这里有个zxid（ZooKeeper Transaction Id），有点像MySQL的GTID。每次对Zookeeper的状态的改变都会产生一个zxid，zxid是全局有序的，如果zxid1小于zxid2，则zxid1在zxid2之前发生。

简单分析一下写入过程：

确定要写的事务日志：当Zk启动完成或日志写满时，会与日志文件断开连接。这个时候会根据zxid创建一个日志。
是否需要预分配：如果检测到当前日志剩余空间不足4KB时
事务序列化
为每个事务生成一个Checksum，目的是为了校验数据的完整性和一致性。
写入文件，不过是写在Buffer里，并未落盘。
落盘。根据用户配置来决定是否强制落盘。

TxnLog.commit

这个方法被调用的时机大致有：

服务端比较闲的时候去调用
到请求数量超出1000时，调用。之前提到过GroupCommit，其实就是在这个时候调用的。
zk的shutdown钩子被调用时，调用

    /**
     * commit the logs. make sure that everything hits the
     * disk
     */
    public synchronized void commit() throws IOException {
        if (logStream != null) {
            logStream.flush();
        }
        for (FileOutputStream log : streamsToFlush) {
            log.flush();
            if (forceSync) {
                long startSyncNS = System.nanoTime();

                FileChannel channel = log.getChannel();
                channel.force(false);//对应fdataSync

                syncElapsedMS = TimeUnit.NANOSECONDS.toMillis(System.nanoTime() - startSyncNS);
                if (syncElapsedMS > fsyncWarningThresholdMS) {
                    if(serverStats != null) {
                        serverStats.incrementFsyncThresholdExceedCount();
                    }
                    LOG.warn("fsync-ing the write ahead log in "
                            + Thread.currentThread().getName()
                            + " took " + syncElapsedMS
                            + "ms which will adversely effect operation latency. "
                            + "File size is " + channel.size() + " bytes. "
                            + "See the ZooKeeper troubleshooting guide");
                }
            }
        }
        while (streamsToFlush.size() > 1) {
            streamsToFlush.removeFirst().close();
        }
    }

代码非常的简单。如果logStream还有，那就先刷下去。然后遍历待flush的队列（是个链表，用来保持操作顺序），同时还会关注写入的时间，如果过长，则会打一个Warn的日志。

DataTree和DataNode

DataTree是Zk的内存数据结构——就是我们之前说到的MTable。它以树状结构来组织DataNode。

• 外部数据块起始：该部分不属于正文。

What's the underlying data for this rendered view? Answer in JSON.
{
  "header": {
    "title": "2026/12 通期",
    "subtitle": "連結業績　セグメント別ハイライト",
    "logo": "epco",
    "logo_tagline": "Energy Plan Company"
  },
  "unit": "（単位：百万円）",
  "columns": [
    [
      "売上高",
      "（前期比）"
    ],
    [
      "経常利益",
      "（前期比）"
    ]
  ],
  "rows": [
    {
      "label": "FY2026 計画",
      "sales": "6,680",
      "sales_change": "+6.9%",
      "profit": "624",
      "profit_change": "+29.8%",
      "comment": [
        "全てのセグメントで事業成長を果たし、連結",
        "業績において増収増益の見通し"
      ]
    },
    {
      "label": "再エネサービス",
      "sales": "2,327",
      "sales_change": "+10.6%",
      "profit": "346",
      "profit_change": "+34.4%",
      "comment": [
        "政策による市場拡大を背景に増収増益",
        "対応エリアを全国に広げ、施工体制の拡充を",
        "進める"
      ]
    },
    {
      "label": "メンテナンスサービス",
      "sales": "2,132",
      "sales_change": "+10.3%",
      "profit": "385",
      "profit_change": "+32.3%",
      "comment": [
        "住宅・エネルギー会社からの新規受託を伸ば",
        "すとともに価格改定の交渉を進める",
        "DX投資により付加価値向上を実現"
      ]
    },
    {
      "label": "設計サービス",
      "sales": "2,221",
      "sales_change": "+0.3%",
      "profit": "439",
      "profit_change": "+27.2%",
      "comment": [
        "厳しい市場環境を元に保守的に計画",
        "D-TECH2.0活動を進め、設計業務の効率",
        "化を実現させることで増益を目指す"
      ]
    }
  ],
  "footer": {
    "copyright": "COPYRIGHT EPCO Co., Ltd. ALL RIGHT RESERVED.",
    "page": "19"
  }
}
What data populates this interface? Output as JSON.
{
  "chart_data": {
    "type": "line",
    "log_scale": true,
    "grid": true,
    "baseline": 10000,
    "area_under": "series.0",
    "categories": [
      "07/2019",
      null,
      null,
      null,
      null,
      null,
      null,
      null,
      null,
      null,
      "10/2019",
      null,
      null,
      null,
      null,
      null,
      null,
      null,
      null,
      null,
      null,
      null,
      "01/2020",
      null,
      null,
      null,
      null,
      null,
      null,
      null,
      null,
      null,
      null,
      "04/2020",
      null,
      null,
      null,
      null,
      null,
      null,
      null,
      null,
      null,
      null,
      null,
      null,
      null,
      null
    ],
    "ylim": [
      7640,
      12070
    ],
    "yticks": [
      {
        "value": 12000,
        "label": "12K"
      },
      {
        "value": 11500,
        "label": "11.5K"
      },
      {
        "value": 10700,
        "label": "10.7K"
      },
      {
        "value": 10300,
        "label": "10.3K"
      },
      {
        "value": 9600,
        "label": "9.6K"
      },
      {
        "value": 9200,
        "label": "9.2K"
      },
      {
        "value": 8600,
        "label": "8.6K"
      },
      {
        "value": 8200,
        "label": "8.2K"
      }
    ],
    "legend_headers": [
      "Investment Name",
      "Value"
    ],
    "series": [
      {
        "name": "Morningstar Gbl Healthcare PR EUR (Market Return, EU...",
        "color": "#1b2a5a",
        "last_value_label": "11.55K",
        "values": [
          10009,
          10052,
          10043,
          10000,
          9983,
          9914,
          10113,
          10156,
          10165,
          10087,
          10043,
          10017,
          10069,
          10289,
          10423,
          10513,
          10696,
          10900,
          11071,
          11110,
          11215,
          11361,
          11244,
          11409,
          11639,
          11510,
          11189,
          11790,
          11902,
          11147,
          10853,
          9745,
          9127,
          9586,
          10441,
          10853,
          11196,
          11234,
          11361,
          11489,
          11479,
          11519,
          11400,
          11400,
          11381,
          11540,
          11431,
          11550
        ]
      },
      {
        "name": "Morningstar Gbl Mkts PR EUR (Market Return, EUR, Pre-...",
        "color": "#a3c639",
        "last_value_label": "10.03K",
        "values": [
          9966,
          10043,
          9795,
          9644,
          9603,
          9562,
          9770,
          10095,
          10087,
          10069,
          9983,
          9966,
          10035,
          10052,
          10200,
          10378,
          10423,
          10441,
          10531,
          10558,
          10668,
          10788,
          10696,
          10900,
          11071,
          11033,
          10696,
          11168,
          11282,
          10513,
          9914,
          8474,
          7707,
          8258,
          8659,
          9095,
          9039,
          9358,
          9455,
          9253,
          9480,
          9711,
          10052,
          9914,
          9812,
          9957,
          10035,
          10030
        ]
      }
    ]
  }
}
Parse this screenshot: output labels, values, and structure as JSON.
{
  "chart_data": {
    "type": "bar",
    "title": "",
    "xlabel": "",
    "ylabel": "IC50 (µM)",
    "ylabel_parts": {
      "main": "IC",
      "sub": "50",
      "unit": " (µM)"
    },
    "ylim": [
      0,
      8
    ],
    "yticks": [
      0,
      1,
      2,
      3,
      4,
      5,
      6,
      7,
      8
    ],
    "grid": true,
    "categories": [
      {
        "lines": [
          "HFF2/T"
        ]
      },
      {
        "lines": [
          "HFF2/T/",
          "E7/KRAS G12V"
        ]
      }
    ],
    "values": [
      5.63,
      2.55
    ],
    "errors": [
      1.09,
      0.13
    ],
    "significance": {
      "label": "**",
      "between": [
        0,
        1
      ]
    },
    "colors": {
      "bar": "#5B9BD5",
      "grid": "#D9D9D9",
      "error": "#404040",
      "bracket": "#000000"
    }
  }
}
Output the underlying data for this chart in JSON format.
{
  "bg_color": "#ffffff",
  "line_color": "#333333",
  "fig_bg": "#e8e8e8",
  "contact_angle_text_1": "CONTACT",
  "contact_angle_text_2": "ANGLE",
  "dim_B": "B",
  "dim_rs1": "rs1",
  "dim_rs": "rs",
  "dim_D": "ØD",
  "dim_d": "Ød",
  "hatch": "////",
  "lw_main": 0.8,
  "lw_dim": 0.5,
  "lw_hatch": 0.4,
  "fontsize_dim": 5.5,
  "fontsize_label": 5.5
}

这么听起来可能有点云里雾里，不妨直接看一下DataNode的相关代码。

public class DataNode implements Record {
    /** the data for this datanode */
    byte data[];

    /**
     * the acl map long for this datanode. the datatree has the map
     */
    Long acl;

    /**
     * the stat for this node that is persisted to disk.
     */
    public StatPersisted stat;

    /**
     * the list of children for this node. note that the list of children string
     * does not contain the parent path -- just the last part of the path. This
     * should be synchronized on except deserializing (for speed up issues).
     */
    private Set<String> children = null;
.....
}

如果用过ZkClient的小伙伴，可能非常熟悉。这就是我们根据一个path获取数据时返回的相关属性——这就是用来描述存储数据的一个类。注意，DataNode还会维护它的Children。

简单了解DataNode后，我们来看一下DataTree。为了避免干扰，我们选出最关键的成员变量：

public class DataTree {
    private static final Logger LOG = LoggerFactory.getLogger(DataTree.class);

    /**
     * This hashtable provides a fast lookup to the datanodes. The tree is the
     * source of truth and is where all the locking occurs
     */
    private final ConcurrentHashMap<String, DataNode> nodes =
        new ConcurrentHashMap<String, DataNode>();

    private final WatchManager dataWatches = new WatchManager();

    private final WatchManager childWatches = new WatchManager();

    /**
     * This hashtable lists the paths of the ephemeral nodes of a session.
     */
    private final Map<Long, HashSet<String>> ephemerals =
        new ConcurrentHashMap<Long, HashSet<String>>();
    .......
}

我们可以看到，DataTree本质上是通过一个ConcurrentHashMap来存储DataNode的（临时节点也是）。保存的是 DataNode 的 path 到 DataNode 的映射。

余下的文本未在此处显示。